Let's take a simple example, where we have a stream of timestamped numbers coming at us, performing the flat_map
up above. Our goal is to process all of the data, but to do so in a controlled manner where we never overwhelm the computation. For example, we might want to do approximately this:
extern crate timely; use timely::dataflow::operators::*; fn main() { timely::example(|scope| { // Produce all numbers less than each input number. (1 .. 100_000) .to_stream(scope) .flat_map(|x| (0 .. x)); }); }
but without actually producing the 4,999,950,000 intermediate records all at once.
One way to do this is to build a self-regulating dataflow, into which we can immediately dump all the records, but which will buffer records until it is certain that the work for prior records has drained.

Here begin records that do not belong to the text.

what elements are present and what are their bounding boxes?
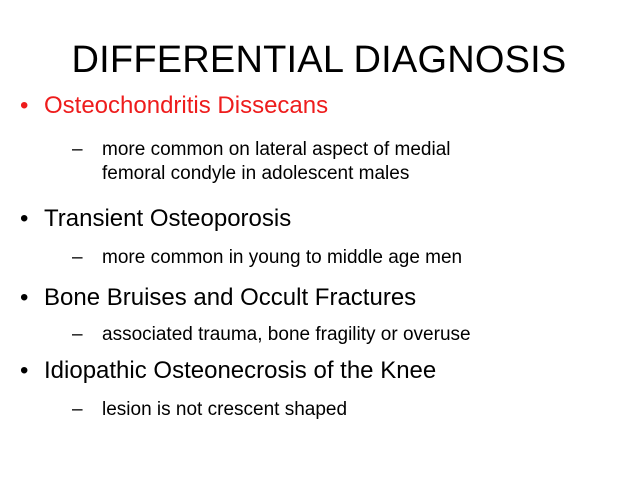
bullet-dot-icon: • (20, 205, 29, 232)
slide-title: DIFFERENTIAL DIAGNOSIS (71, 39, 567, 81)
sub-bullet-line: more common on lateral aspect of medial (102, 139, 451, 160)
sub-bullet-line: lesion is not crescent shaped (102, 399, 348, 420)
bullet-item-transient-osteoporosis (20, 205, 291, 233)
bullet-item-osteochondritis (20, 92, 328, 120)
bullet-label: Transient Osteoporosis (44, 205, 292, 232)
bullet-item-idiopathic-osteonecrosis (20, 357, 436, 385)
bullet-dot-icon: • (20, 357, 29, 384)
sub-bullet-line: more common in young to middle age men (102, 247, 463, 268)
sub-bullet-bone-bruises (72, 323, 471, 347)
sub-bullet-idiopathic-osteonecrosis (72, 398, 347, 422)
dash-icon: – (72, 247, 83, 268)
bullet-label: Osteochondritis Dissecans (44, 92, 329, 119)
dash-icon: – (72, 399, 83, 420)
dash-icon: – (72, 139, 83, 160)
sub-bullet-osteochondritis (72, 138, 451, 186)
sub-bullet-line: associated trauma, bone fragility or overuse (102, 324, 471, 345)
sub-bullet-line: femoral condyle in adolescent males (102, 163, 410, 184)
sub-bullet-transient-osteoporosis (72, 246, 462, 270)
bullet-label: Idiopathic Osteonecrosis of the Knee (44, 357, 437, 384)
bullet-label: Bone Bruises and Occult Fractures (44, 284, 417, 311)
bullet-dot-icon: • (20, 92, 29, 119)
bullet-item-bone-bruises (20, 284, 416, 312)
bullet-dot-icon: • (20, 284, 29, 311)
dash-icon: – (72, 324, 83, 345)
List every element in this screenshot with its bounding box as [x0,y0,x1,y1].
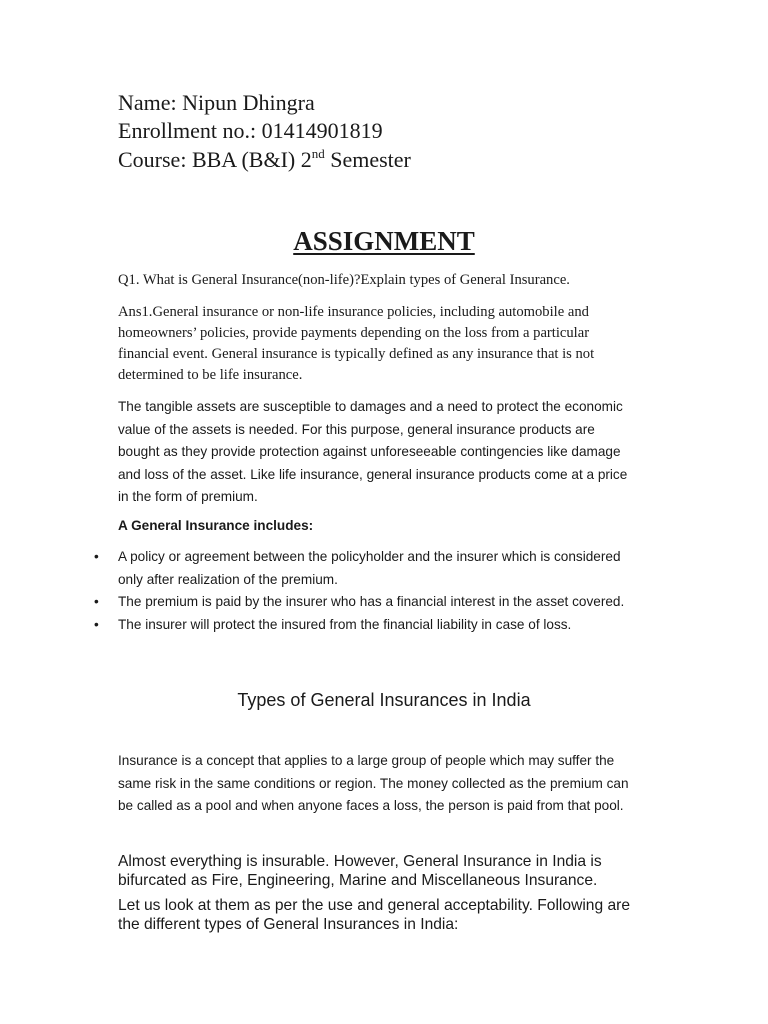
list-item-text: The premium is paid by the insurer who has a financial interest in the asset covered. [118,594,625,609]
student-name: Name: Nipun Dhingra [118,90,315,115]
types-heading: Types of General Insurances in India [237,690,531,710]
list-item [94,614,638,637]
insurable-paragraph: Almost everything is insurable. However, General Insurance in India is bifurcated as Fire, Engineering, Marine and Miscellaneous Insurance. [118,853,602,889]
assignment-title: ASSIGNMENT [293,226,475,256]
list-item [94,591,638,614]
course-ordinal-suffix: nd [311,146,325,161]
question-text: Q1. What is General Insurance(non-life)?Explain types of General Insurance. [118,272,570,288]
list-item [94,546,638,591]
insurance-concept-paragraph: Insurance is a concept that applies to a large group of people which may suffer the same risk in the same conditions or region. The money collected as the premium can be called as a pool and when anyone faces a loss, the person is paid from that pool. [118,753,629,813]
includes-list [94,546,638,636]
list-item-text: A policy or agreement between the policyholder and the insurer which is considered only after realization of the premium. [118,549,621,587]
bullet-symbol: • [94,594,99,609]
answer-text: Ans1.General insurance or non-life insurance policies, including automobile and homeowners’ policies, provide payments depending on the loss from a particular financial event. General insurance is typically defined as any insurance that is not determined to be life insurance. [118,304,595,383]
bullet-symbol: • [94,616,99,632]
course-suffix: Semester [324,147,411,172]
tangible-assets-paragraph: The tangible assets are susceptible to damages and a need to protect the economic value of the assets is needed. For this purpose, general insurance products are bought as they provide protection against unforeseeable contingencies like damage and loss of the asset. Like life insurance, general insurance products come at a price in the form of premium. [118,399,628,504]
course-prefix: Course: BBA (B&I) 2 [118,147,312,172]
enrollment-number: Enrollment no.: 01414901819 [118,118,383,143]
course-line [118,147,411,173]
list-item-text: The insurer will protect the insured from the financial liability in case of loss. [118,616,572,632]
bullet-symbol: • [94,549,99,564]
includes-heading: A General Insurance includes: [118,518,314,533]
look-at-types-paragraph: Let us look at them as per the use and general acceptability. Following are the different types of General Insurances in India: [118,897,631,933]
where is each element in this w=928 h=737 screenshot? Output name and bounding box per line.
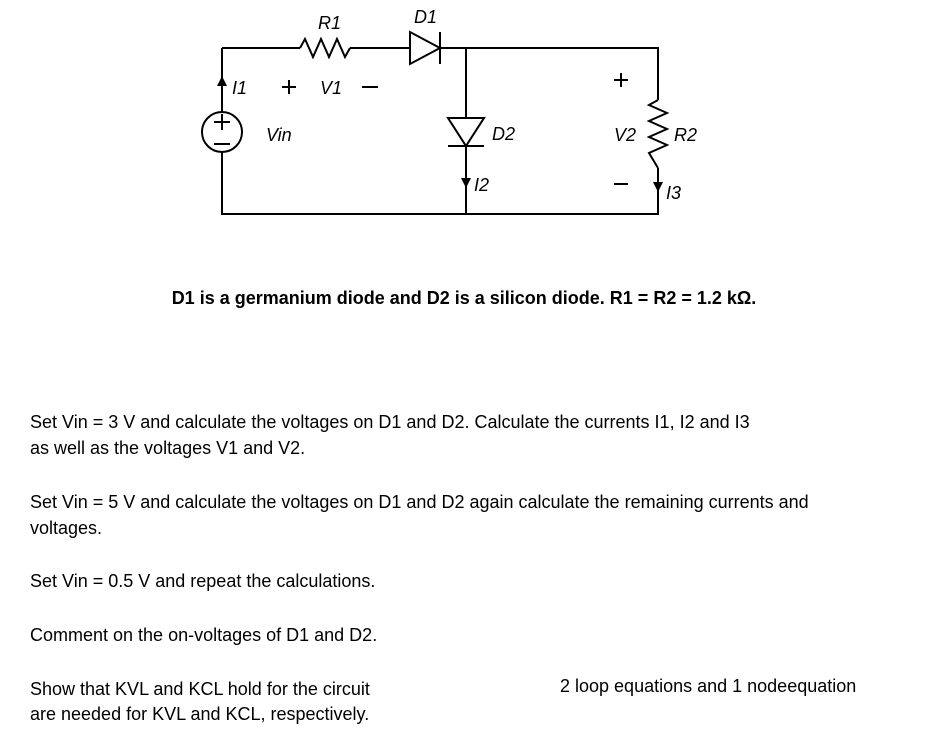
r1-label: R1 — [318, 13, 342, 33]
task-3-line: Set Vin = 0.5 V and repeat the calculations. — [30, 571, 376, 591]
i3-label: I3 — [666, 183, 682, 203]
d2-label: D2 — [492, 124, 516, 144]
i1-arrow-icon — [217, 76, 227, 86]
r2-label: R2 — [674, 125, 698, 145]
task-5-line-1: Show that KVL and KCL hold for the circuit — [30, 679, 370, 699]
diode-d2-triangle — [448, 118, 484, 146]
i1-label: I1 — [232, 78, 248, 98]
circuit-diagram — [0, 0, 928, 260]
wire-top-right — [440, 48, 658, 100]
resistor-r2 — [649, 100, 667, 168]
task-5-line-2: are needed for KVL and KCL, respectively. — [30, 704, 370, 724]
d1-label: D1 — [414, 7, 438, 27]
v2-label: V2 — [614, 125, 637, 145]
v2-plus-mark — [614, 73, 628, 87]
resistor-r1 — [300, 39, 350, 57]
v1-label: V1 — [320, 78, 343, 98]
wire-left-bottom — [222, 152, 658, 214]
task-1-line-1: Set Vin = 3 V and calculate the voltages on D1 and D2. Calculate the currents I1, I2 and I3 — [30, 412, 750, 432]
source-plus-sign — [214, 114, 230, 130]
task-2-line-1: Set Vin = 5 V and calculate the voltages on D1 and D2 again calculate the remaining currents and — [30, 492, 809, 512]
vin-label: Vin — [266, 125, 292, 145]
i2-label: I2 — [474, 175, 490, 195]
task-1-line-2: as well as the voltages V1 and V2. — [30, 438, 306, 458]
v1-plus-mark — [282, 80, 296, 94]
task-5-right-note: 2 loop equations and 1 nodeequation — [560, 676, 857, 696]
diode-d1-triangle — [410, 32, 440, 64]
circuit-description: D1 is a germanium diode and D2 is a silicon diode. R1 = R2 = 1.2 kΩ. — [171, 288, 757, 308]
i3-arrow-icon — [653, 182, 663, 192]
i2-arrow-icon — [461, 178, 471, 188]
task-4-line: Comment on the on-voltages of D1 and D2. — [30, 625, 378, 645]
task-2-line-2: voltages. — [30, 518, 103, 538]
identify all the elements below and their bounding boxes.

We will write this out in all the gory details, but these operators are certainly things that could be packaged up and reused.
The idea here is to take our stream of work, and to use the delay
operator to assign new timestamps to the records. We will spread the work out so that each timestamp has at most (in this case) 100 numbers. We can write a binary
operator that will buffer received records until their timestamp is "next", meaning all strictly prior work has drained from the dataflow fragment. How do we do this? We turn our previously unary operator into a binary operator that has a feedback edge connected to its second input. We use the frontier of that feedback input to control when we emit data.
extern crate timely; use timely::dataflow::operators::*; use timely::dataflow::channels::pact::Pipeline; fn main() { timely::example(|scope| { let mut stash = ::std::collections::HashMap::new(); // Feedback loop for noticing progress. let (handle, cycle) = scope.feedback(1); // Produce all numbers less than each input number. (1 .. 100_000u64) .to_stream(scope) // Assign timestamps to records so that not much work is in each time. .delay(|number, time| number / 100 ) // Buffer records until all prior timestamps have completed. .binary_frontier(&cycle, Pipeline, Pipeline, "Buffer", move |capability, info| { move |input1, input2, output| { // Stash received data. input1.for_each(|time, data| { stash.entry(time.retain()) .or_insert(Vec::new()) .extend(data.drain(..)); }); // Consider sending stashed data. for (time, data) in stash.iter_mut() { // Only send data once the probe is not less than the time. // That is, once we have finished all strictly prior work. if !input2.frontier().less_than(time.time()) { output.session(&time).give_iterator(data.drain(..)); } } // discard used capabilities. stash.retain(|_time, data| !data.is_empty()); } }) .flat_map(|x| (0 .. x)) // Discard data and connect back as an input. .filter(|_| false) .connect_loop(handle); }); }
This version of the code tops out at about 64MB on my laptop and takes 45 seconds, whereas the version with unary
commented out heads north of 32GB before closing out after two minutes.